EU summit focus on Europe's top job, Irish vote guarantees
(BRUSSELS) - EU leaders debate Thursday the future of the European Union's most high-profile post and what guarantees to give Ireland to ensure its voters back a vast package of reforms in a new referendum.
Over two days in Brussels, the leaders will also throw their support behind efforts to tighten financial-sector supervision in Europe despite reluctance in Britain to hand over powers to new EU authorities.
Barring any major surprise, Jose Manuel Barroso, the conservative former Portuguese premier, will be given a green light to return as European Commission president but he is unlikely to win a legally binding new mandate.
Little more than a week after European parliament elections that more than one in two citizens boycotted, the former Portuguese premier is virtually assured of a second term five-year term.
Despite criticism for poorly handling the financial and economic crisis, Barroso -- whose commission will have an operating budget of 138 billion euros next year -- is the only real candidate.
Clouding his nomination, is the stance of the EU's historic twin driving motors -- France and Germany -- which have been tepid in their support and want to first hear his plans for the next five years.
The EU's executive body is responsible for drawing up legislation that impacts daily on the lives of almost half a billion Europeans, as well as enforcing the measures already in place.
Its president -- who like the commissioners is appointed rather than elected -- has significant leverage to influence the institution's legislative priorities.
Publicly, France and Germany say they are reluctant to appoint Barroso outright so as not to upset voters in Ireland who will be asked to vote for a second time on a vast package of reforms they rejected a year ago.
Yet by leaving him hanging, diplomats say, they could be aiming to influence the appointment of the policy area commissioners, particularly those posts they covet, like that of internal markets commissioner in France's case.
Barroso's mandate only expires at the end of October, so detractors argue that there is no rush, yet any delay could damage his ambitions.
If he is chosen now, his selection could be endorsed by the new EU parliament next month on the basis of the existing Nice Treaty, with a simple majority of deputies present in the chamber.
But if the process is delayed until after the Lisbon Treaty is ratified, perhaps at the end of the year, he would need support from an absolute majority of the 736-member house, regardless of how many deputies are present.
The future of the new treaty could also go some way to being decided, with Ireland ready to announce a second referendum should it secure guarantees for voters.
Irish Foreign Minister Micheal Martin said Monday he was "quietly confident" that Dublin's wishes will be respected, with commitments on social issues like abortion, taxation, and the respect of Ireland's military neutrality.

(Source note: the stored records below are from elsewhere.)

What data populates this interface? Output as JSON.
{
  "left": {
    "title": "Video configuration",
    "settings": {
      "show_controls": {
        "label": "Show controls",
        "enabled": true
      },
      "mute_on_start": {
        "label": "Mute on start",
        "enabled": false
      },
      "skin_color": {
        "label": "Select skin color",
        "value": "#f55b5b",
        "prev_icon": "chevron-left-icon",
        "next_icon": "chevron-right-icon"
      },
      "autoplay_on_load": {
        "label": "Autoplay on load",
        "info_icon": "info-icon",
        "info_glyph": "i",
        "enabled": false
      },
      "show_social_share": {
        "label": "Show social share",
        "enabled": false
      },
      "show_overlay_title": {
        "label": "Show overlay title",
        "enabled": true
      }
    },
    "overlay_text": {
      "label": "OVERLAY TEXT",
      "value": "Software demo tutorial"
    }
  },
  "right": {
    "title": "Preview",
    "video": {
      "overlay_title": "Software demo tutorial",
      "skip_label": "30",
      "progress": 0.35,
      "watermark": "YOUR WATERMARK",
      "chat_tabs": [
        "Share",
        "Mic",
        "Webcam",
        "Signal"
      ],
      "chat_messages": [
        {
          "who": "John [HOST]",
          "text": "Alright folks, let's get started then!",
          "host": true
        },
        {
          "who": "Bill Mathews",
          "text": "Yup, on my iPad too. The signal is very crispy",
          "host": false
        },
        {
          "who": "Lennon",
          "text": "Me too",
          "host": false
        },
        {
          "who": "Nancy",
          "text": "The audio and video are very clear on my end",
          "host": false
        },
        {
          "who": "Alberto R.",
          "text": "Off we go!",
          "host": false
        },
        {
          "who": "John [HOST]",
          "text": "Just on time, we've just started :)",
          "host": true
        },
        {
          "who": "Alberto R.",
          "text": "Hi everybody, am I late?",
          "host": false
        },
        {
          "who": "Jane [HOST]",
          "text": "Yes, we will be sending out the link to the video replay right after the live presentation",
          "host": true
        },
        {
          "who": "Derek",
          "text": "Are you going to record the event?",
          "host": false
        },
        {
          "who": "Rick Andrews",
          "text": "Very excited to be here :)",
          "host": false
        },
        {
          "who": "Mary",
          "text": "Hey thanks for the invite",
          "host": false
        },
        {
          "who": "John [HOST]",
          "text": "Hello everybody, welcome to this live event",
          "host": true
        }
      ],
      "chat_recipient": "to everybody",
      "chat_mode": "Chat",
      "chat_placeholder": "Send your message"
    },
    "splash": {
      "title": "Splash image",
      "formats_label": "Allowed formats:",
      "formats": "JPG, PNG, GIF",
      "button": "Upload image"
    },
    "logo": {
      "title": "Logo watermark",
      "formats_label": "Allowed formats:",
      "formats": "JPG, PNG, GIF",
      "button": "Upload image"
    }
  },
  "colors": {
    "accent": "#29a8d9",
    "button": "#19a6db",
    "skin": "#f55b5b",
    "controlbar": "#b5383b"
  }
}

But Ireland still faces stiff opposition to a request to have the guarantees enshrined in a binding protocol, which all EU nations would have to formally ratify.
Some nations fear that would reopen the whole fraught treaty debate.
The EU has almost doubled in size since the last treaty was agreed but it has continued to limp along with same institutional arrangements, awaiting ratification of the new text, which pro-Europeans hope will enter force next year.
Voters in Ireland rejected the treaty in a referendum almost exactly a year ago, but they are expected to hold a new plebiscite in October, with surveys suggesting it would pass the second time.
Of the other EU nations, only the Czech Republic and Poland must complete the technical ratification, while a legal challenge is pending in Germany.